Foi Mach (1875) o primeiro que realizou estudos de estimulação rotatória deste tipo no homem. Usou para determinar o limiar de excitabilidade vestibular movimentos oscilantes de pequena amplitude. Mach analisou em si mesmo e em seu assistente a sensação rotatória devido à estimulação vestibular com os olhos fechados. Ele determinou o limite de sensação entre 2 e 3°/S2. Kreidl utilizou em 1892 a estimulação rotatória pendular, usando uma plataforma suspensa por quatro cordas a um anel solidário a um cabo de torsão. Este tipo de estimulação permaneceu muito tempo esquecido pelos clínicos em favor da prova de Barany. A impossibilidade de se estudar o nistagmo per-rotatório pela ausência na época de aparelho para registro deste nistagmo, justificou a escolha deste método que permite a análise da resposta nistágmica post-rotatória (Barany).

Hennebert (1956 e 1961), retomou os trabalhos aprimorou a técnica e para definir os movimentos sinusoidais substituiu a freqüência e amplitude das oscilações pela aceleração angular. Deste modo o autor atraiu novamente a atenção sobre a estimulação alternada na pesquisa de problemas vestibulares sendo o primeiro a utilizar o método no plano clínico.

Greiner e cols. (1961) com uma aparelhagem relativamente simples usaram este tipo de estimulação analisando as respostas com eletronistamografia, fazendo comparações com os resultados obtidos nas provas clássicas referindo que este tipo de estimulação fornece informações válidas sobre o estado do sistema vestibular.
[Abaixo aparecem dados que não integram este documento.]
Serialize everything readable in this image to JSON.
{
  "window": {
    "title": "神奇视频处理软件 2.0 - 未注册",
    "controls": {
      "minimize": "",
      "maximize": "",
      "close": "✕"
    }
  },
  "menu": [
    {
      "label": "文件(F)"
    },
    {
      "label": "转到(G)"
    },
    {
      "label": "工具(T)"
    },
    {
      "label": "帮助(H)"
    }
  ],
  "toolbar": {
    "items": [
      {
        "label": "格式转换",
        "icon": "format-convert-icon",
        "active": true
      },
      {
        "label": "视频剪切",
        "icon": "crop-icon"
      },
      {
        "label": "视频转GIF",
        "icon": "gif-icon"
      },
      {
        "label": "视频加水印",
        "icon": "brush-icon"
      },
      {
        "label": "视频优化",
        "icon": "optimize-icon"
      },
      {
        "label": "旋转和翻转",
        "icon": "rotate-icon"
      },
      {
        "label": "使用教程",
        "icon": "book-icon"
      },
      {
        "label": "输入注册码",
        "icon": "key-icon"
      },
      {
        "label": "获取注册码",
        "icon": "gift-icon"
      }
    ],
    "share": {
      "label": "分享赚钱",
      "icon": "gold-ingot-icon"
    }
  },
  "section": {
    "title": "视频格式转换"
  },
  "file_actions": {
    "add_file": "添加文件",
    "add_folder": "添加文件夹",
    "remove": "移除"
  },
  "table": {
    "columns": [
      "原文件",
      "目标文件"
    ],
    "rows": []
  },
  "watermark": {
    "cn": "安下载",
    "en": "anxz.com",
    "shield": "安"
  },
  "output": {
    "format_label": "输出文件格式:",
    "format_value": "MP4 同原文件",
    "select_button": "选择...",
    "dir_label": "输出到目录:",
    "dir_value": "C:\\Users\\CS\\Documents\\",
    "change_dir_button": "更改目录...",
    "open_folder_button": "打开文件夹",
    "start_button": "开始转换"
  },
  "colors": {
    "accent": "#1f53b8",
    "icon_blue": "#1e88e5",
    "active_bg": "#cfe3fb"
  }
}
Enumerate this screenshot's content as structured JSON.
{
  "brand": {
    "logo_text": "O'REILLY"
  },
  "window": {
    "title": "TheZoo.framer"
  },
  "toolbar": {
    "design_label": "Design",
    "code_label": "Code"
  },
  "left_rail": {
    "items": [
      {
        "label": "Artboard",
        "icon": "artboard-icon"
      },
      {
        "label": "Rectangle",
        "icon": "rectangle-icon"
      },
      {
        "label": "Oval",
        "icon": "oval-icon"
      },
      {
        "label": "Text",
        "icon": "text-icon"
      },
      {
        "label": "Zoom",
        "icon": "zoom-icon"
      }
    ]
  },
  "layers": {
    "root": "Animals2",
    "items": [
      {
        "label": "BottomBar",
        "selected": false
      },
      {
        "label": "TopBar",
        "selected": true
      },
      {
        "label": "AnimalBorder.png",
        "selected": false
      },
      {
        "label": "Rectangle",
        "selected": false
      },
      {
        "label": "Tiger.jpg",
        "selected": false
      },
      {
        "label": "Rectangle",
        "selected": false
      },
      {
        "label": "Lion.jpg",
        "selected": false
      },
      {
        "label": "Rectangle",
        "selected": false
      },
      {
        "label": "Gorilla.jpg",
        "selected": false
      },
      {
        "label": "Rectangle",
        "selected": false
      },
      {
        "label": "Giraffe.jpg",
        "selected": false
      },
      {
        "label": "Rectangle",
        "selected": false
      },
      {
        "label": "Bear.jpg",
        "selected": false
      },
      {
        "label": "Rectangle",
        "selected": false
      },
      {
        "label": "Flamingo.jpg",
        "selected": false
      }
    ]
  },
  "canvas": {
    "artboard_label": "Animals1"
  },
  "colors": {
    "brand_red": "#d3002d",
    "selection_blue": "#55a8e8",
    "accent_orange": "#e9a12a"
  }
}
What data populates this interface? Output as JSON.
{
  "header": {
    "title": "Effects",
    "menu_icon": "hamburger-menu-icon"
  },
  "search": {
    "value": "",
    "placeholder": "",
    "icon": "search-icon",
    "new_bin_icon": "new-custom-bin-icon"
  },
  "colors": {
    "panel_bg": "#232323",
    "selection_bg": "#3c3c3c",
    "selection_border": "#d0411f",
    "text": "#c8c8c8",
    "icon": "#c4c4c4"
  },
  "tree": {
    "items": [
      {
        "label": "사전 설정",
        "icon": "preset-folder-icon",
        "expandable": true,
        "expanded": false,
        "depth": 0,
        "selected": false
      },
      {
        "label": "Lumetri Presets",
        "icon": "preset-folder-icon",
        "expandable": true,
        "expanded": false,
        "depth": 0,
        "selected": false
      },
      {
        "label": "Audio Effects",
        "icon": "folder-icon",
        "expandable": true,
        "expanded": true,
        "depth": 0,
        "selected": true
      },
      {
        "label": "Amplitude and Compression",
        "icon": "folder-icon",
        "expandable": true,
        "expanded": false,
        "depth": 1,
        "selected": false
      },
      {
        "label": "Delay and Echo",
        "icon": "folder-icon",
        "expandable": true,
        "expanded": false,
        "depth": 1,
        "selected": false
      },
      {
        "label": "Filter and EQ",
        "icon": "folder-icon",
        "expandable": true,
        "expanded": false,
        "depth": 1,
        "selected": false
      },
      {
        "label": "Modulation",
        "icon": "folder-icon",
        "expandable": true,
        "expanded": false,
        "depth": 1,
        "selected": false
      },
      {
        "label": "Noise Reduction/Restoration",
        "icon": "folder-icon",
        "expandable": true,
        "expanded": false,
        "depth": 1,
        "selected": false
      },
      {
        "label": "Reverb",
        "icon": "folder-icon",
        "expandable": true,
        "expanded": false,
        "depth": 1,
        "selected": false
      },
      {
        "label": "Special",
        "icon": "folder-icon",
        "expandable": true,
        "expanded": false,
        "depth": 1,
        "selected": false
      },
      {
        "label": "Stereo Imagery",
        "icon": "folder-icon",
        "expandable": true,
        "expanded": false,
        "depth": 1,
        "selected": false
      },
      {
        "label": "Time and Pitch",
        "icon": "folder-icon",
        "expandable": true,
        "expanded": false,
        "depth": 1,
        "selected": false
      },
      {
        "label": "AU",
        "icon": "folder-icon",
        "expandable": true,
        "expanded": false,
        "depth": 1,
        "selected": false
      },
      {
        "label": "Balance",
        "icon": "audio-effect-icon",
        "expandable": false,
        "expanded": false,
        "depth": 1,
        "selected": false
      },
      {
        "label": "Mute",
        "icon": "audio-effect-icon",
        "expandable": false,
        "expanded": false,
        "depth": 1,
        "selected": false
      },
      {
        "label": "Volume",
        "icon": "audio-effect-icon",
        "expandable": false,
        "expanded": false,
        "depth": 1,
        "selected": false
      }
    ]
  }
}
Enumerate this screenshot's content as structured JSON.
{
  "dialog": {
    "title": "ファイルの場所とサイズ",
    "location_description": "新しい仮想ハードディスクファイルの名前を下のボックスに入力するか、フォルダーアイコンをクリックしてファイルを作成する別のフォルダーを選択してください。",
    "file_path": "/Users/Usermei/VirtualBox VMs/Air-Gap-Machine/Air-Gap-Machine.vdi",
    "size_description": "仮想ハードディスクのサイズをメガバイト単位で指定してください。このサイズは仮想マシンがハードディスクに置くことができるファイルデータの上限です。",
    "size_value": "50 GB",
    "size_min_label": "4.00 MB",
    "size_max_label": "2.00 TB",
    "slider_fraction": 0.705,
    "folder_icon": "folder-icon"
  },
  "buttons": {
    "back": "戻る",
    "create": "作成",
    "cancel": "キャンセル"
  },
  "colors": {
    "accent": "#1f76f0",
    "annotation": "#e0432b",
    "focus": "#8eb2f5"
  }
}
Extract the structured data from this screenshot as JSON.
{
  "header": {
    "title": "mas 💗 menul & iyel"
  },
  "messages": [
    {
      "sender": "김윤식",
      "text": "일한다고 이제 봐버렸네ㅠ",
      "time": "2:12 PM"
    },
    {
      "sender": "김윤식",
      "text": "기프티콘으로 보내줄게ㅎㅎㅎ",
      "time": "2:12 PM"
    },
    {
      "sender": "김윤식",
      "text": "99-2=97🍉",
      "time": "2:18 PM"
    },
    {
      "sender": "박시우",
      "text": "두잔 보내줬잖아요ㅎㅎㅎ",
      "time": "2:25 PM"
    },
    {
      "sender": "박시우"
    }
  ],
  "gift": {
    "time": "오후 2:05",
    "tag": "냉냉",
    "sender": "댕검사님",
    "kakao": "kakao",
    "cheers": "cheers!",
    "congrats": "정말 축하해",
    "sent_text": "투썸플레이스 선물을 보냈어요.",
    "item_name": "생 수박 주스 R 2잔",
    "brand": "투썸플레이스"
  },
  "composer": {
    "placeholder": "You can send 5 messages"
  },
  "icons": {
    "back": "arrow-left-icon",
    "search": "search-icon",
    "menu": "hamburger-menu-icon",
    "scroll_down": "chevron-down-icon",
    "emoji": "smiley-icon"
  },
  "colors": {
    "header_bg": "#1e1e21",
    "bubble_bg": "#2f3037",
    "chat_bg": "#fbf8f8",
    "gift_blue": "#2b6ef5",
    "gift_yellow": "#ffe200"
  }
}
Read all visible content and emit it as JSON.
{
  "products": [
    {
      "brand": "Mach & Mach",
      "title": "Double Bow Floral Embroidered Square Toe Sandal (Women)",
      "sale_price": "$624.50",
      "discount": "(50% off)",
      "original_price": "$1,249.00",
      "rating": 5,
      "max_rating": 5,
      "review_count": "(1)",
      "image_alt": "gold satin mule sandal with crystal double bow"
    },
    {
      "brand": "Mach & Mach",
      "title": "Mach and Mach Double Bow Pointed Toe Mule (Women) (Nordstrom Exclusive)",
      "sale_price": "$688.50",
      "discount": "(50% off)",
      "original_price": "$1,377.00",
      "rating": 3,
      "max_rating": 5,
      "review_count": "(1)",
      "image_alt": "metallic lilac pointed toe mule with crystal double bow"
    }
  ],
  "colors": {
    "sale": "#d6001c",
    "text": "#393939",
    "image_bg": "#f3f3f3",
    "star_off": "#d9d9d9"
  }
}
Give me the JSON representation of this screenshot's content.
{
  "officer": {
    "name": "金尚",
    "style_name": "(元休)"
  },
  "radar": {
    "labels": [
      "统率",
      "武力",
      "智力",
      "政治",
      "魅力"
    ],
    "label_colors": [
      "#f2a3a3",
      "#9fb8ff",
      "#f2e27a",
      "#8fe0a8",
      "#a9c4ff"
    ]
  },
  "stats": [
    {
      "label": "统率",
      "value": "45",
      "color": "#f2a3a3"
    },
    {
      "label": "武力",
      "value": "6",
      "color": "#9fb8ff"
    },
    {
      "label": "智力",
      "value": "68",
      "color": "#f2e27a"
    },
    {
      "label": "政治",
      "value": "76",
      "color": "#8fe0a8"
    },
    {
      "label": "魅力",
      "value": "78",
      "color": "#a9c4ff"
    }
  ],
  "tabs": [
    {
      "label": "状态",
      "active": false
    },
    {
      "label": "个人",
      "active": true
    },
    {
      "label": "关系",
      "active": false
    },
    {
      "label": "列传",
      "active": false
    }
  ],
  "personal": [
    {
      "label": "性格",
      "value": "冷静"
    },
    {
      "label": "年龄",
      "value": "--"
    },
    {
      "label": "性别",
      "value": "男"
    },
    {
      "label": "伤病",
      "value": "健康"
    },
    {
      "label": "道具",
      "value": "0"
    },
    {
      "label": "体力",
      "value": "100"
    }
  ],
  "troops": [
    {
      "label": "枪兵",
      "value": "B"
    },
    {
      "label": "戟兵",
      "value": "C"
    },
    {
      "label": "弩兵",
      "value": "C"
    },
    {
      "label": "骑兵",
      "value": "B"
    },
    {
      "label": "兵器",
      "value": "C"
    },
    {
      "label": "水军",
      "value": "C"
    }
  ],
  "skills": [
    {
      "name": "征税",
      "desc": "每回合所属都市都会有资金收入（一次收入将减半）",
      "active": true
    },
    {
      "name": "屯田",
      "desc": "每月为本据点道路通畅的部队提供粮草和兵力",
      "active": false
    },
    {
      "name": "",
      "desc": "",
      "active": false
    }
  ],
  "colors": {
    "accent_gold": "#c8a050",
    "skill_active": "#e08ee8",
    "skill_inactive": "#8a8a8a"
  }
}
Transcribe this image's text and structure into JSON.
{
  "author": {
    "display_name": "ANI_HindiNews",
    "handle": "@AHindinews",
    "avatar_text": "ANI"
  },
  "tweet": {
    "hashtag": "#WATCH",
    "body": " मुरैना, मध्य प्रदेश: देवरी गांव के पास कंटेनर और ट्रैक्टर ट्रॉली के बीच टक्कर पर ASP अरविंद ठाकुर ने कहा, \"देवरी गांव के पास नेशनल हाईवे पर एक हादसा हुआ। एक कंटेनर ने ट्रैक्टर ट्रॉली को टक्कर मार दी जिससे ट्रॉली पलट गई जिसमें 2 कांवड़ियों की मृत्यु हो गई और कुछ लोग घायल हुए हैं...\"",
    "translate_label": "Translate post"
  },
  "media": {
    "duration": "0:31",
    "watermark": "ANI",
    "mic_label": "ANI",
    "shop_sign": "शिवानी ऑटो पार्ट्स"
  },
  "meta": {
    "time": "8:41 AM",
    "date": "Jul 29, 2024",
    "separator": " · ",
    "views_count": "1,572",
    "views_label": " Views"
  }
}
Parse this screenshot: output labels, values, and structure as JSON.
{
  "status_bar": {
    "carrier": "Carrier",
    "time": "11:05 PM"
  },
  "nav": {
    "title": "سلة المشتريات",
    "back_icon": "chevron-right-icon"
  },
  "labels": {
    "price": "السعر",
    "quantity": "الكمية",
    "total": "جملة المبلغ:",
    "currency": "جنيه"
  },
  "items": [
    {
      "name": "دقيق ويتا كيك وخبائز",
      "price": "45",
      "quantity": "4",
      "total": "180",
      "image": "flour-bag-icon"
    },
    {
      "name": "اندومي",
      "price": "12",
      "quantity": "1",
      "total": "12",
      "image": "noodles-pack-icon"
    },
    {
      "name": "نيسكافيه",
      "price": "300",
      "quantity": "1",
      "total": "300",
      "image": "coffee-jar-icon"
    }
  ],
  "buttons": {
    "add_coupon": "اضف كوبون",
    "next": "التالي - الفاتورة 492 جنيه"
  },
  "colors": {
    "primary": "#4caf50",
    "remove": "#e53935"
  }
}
Concluiu que a prova é de realização simples e rápida, permite o estudo do nistagmo perrotatório, torna possível a comparação imediata da resposta dos dois vestíbulos, coloca em evidência o limiar de excitação vestibular dos dois lados. Como pode-se observar o estudo da sensação provocada pelas oscilações sinusoidais coloca em evidência fenômenos fisiológicos não identificados. Permite obter-se um valor preciso do limiar do aparelho receptor e de estudar separadamente os fenômenos mecânicos do aparelho vestibular. O valor de tal investigação é logo verificado em clínica, entretanto este método não deve ser considerado isoladamente mas como complemento do exame otoneurológico. Para a análise da resposta nistágmica provocada utiliza-se o registro elétrico, ou seja, a eletronistamografia. Este movimento rítmico alternante do olho já fora verificado por Hipócrates e Galeno. Foi inicialrnente chamado de "hippus". Mais tarde o termo foi substituído por nistagmo. Em 1849 Du Bois-Raymond verificou a existência de um potencial corneo-retiniano. Schutt (1922) e Meyers (1929) foram os primeiros que utilizaram esta descoberta para análise do nistagmo. Jung (1939 ) foi o primeiro a registrar o nistagmo vertical e horizontal de cada olho separadamente. Hoje o registro elétrico do nistagmo (eletronistagmografia) é um método utilizado amplamente em investigações clínicas e experimentais do sistema vestibular.

Material e Método

A cadeira "Ototest" fabricada na França pela Alvar Eletrônica permite a estimulação rotatória pendular decrescente. Esse agente estimulante fisiológico provoca batimentos nistágmicos do globo ocular. É um método de exame importante para Otorrinolaringologistas e otoneurologistas. Um polígrafo marca Otographor IV-2-TR Alvar, de quatro canais está acoplado ao estimulador pendular (Figuras I e II). A prova rotatória sinusoidal inicia no sentido anti-horário com uma torsão máxima permitindo que a cadeira pendular parta com uma aceleração de 18°/S² girando em torno de seu eixo.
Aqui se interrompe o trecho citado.